Member of the Montana House of Representatives from the 51st district
- In office January 30, 2018 – March 6, 2022
- Preceded by: Adam Rosendale
- Succeeded by: Mike Yakawich

Personal details
- Born: December 11, 1953 Great Falls, Montana, U.S.
- Died: March 6, 2022 (aged 68)
- Party: Republican
- Education: Eastern Montana College (BA, MEd)

= Frank Fleming (politician) =

American politician (1953–2022)

Frank Richard Fleming (December 11, 1953 – March 6, 2022) was an American politician who served as a member of the Montana House of Representatives from the 51st district. He was appointed to the House on January 30, 2018, succeeding Adam Rosendale.

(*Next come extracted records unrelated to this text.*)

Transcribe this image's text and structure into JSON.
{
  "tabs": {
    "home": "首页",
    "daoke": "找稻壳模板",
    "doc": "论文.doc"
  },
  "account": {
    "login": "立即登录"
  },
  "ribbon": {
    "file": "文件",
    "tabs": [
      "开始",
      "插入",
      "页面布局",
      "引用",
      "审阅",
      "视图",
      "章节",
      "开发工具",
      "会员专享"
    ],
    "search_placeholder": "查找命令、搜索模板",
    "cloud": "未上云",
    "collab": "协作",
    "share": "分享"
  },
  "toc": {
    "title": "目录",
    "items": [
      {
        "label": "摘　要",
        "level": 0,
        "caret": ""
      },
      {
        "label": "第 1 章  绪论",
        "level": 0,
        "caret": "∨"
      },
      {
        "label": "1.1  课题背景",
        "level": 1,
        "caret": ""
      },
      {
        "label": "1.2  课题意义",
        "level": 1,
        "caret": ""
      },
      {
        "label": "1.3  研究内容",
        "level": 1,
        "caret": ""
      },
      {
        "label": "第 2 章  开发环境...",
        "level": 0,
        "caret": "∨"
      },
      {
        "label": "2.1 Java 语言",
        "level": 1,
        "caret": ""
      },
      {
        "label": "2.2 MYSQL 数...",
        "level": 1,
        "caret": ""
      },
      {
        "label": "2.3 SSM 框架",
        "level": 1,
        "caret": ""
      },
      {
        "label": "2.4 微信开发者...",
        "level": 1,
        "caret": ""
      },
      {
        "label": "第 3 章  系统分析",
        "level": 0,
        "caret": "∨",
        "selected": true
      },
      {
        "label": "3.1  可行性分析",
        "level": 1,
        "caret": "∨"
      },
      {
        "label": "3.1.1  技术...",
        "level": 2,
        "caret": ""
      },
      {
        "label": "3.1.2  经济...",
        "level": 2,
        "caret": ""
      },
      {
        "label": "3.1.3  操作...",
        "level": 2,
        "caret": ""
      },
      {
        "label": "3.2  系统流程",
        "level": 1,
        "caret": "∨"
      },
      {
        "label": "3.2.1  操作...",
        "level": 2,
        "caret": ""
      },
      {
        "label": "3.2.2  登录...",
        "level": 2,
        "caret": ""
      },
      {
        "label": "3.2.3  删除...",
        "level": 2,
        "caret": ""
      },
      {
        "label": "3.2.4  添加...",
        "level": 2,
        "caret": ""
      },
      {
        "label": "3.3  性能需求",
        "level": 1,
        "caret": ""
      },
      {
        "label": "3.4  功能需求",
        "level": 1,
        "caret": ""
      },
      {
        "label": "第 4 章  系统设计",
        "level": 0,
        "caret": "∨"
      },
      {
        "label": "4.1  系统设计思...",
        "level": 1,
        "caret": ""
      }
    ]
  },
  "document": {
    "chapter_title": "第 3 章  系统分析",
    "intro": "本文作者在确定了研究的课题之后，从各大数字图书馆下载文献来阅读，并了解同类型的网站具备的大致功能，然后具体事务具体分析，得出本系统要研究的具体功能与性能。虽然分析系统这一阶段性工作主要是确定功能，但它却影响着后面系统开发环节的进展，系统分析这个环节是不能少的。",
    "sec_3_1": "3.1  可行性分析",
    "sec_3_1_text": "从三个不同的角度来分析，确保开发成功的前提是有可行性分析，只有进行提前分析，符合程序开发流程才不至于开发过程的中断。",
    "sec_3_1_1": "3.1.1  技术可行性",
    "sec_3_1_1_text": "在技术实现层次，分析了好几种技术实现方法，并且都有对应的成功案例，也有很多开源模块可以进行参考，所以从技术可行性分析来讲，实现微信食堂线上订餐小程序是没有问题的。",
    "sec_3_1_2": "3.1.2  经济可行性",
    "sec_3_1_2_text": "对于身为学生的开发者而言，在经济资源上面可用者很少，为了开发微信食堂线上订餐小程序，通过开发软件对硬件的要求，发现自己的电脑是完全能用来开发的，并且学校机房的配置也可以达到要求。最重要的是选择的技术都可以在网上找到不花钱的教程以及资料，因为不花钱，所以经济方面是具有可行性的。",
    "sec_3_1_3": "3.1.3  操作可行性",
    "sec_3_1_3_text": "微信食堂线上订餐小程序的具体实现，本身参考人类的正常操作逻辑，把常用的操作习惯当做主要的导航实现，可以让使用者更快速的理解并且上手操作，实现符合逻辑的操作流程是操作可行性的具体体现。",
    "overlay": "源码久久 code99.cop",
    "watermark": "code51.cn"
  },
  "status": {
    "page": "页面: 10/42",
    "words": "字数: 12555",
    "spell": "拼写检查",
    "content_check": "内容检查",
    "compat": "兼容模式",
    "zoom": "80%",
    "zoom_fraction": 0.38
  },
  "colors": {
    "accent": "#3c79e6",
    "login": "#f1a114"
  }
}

== Early life and education ==
Fleming was born in Great Falls, Montana, on December 11, 1953, and graduated from Great Falls High School in 1972. He earned a Bachelor of Arts degree in education and political science and a Master of Education with an emphasis in public administration from Montana State University Billings, then known as Eastern Montana College.

== Career ==
Prior to entering politics, Fleming worked as a corrections officer for the Montana Department of Corrections. He was appointed to the Montana House of Representatives on January 30, 2018, succeeding Adam Rosendale.

== Death ==
In January 2022, Fleming announced he would not seek re-election that year for health reasons. He died after a long illness on March 6, 2022, at the age of 68.